Por que pessoas mais velhas se curam mais lentamente?

A inflamação prepara o terreno para a fase regenerativa, na qual diversos processos trabalham juntos para regenerar a pele danificada. Células de substituição da pele nascem quando as células nas margens da ferida se dividem, enquanto os fibroblastos preparam uma armação chamada matriz extracelular. Isso mantem as novas células juntas. Qualquer estrutura de suporte danificada da pele, como os vasos sanguíneos que fornecem oxigênio e nutrientes, também precisam crescer novamente. O segundo estágio fecha efetivamente a ferida e restaura a barreira protetora contra bactérias.

Por que pessoas mais velhas se curam mais lentamente?

A fase regenerativa é relativamente rápida, mas delicada – a pele nova é frágil. A fase do remodelamento final acontece ao longo de anos conforme a nova pele é progressivamente reforçada por diversos processos paralelos. A matriz extracelular, que era inicialmente formada irregularmente, é quebrada e substituída de forma mais durável.
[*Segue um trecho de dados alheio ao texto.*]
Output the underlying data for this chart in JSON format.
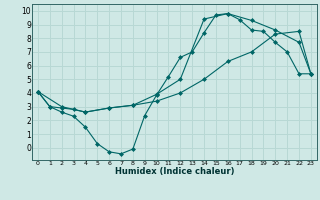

Qualquer célula residual das primeiras fases não são mais necessárias – como células imunes ou fibroblastos – e se tornam inativas ou morrem. Além do reforço da nova pele, essas ações coletivas também contribuem para a tendência de cicatrizes visivelmente sumirem com o tempo.

Por que pessoas mais velhas se curam mais lentamente?

Doenças perturbam o processo de cicatrização

Um modo principal pelo qual o envelhecimento pode desregular a ordenada e eficiente progressão dos estágios de cicatrização é por problemas de saúde que tem origem por idade avançada.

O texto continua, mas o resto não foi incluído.